I spent a good part of my Sunday afternoon reading "
One Night in June" by Kevin Shannon and Stephen Wright. It was loaned to me a little while ago by mother-in-law before a trip to Normandy that we unfortunately had to cancel. The book tells the story of the British Glider Regiment and their role in Operation Tonga.
As wikipedia says:
"
Operation Tonga was the codename given to the airborne operation undertaken by the British 6th Airborne Division between 5 June and 7 June 1944 as a part of Operation Overlord and the D-Day landings during the Second World War. The paratroopers and glider-borne airborne troops of the division landed on the eastern flank of the invasion area, near to the city of Caen, tasked with a number of objectives. The division was to capture two strategically important bridges over the Caen Canal and Orne River which were to be used by Allied ground forces to advance once the seaborne landings had taken place, destroy several other bridges to deny their use to the Germans and secure several important villages. The division was also assigned the task of assaulting and destroying the Merville Gun Battery, an artillery battery that Allied intelligence believed housed a number of heavy artillery pieces, which could bombard Sword Beach and possibly inflict heavy casualties on the Allied troops landing on it. Having achieved these objectives, the division was then to create and secure a bridgehead focused around the captured bridges until they linked up with advancing Allied ground forces."
In spite of poor weather, communication difficulties and some poor navigation, the Operation successfully completed all of its objectives and significantly hindered the German response in the crucial early hours of the D-Day landings. Of course, that summary obscures the extraordinary heroism and sacrifices of the troops involved. Apart from anything else, the gliders used in the operation were made of very lightweight wood, were laden with the heavy equipment needed by the paratroopers - light artillery, jeeps, bulldozers and the like - and were helplessly towed into enemy territory through flak and by planes that they couldn't always reliably communicate with. As if that wasn't bad enough, their target landing zones were tiny, hard to locate and often protected by telegraph poles that had been specifically put in place to prevent exactly this kind of attack. Many of the gliders and supporting paras landed as far as two miles away from their objectives, so the completion of all of their primary and secondary objectives becomes an even more remarkable achievement.
The book has the first-hand accounts of many of the pilots involved in the operation and all have extraordinary stories to tell, many told with the kind of understatement and stiff-upper lip that you imagined only existed in the most hackneyed war films.
What gives this story all the more poignancy and relevance for me - albeit indirectly - is the fact that one of the pilots involved in the operation - was my wife's grandfather.

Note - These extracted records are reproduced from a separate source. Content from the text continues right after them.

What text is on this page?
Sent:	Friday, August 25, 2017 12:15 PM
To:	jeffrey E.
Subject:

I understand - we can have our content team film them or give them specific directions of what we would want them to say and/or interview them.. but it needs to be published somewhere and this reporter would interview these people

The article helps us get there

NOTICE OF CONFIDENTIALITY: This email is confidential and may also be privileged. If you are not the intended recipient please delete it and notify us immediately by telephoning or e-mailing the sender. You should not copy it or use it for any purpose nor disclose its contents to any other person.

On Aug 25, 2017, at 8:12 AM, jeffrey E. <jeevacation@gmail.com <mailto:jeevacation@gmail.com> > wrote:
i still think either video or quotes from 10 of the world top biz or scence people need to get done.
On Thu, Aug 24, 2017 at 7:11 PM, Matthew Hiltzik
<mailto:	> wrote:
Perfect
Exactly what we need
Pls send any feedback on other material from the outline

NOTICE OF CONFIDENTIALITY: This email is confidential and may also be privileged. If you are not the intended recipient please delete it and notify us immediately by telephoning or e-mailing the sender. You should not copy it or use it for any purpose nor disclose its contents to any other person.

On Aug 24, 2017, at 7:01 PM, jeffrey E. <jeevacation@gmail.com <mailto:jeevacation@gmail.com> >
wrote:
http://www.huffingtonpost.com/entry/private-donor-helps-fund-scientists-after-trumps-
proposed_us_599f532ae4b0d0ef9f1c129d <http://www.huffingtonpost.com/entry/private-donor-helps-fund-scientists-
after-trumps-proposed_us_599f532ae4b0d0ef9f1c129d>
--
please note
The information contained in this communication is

He flew glider 100 and was fatally wounded by enemy fire during the landing. His story is told by his lead pilot, and his memory and sacrifice are thus commemorated and remembered.
Of course, in the wider context of the war, this was just one small piece of a much larger story, and just one lost life amongst thousands lost on that day alone... but it was a crucial piece of that story nonetheless and it deserves to be remembered and re-told, and not just by his family.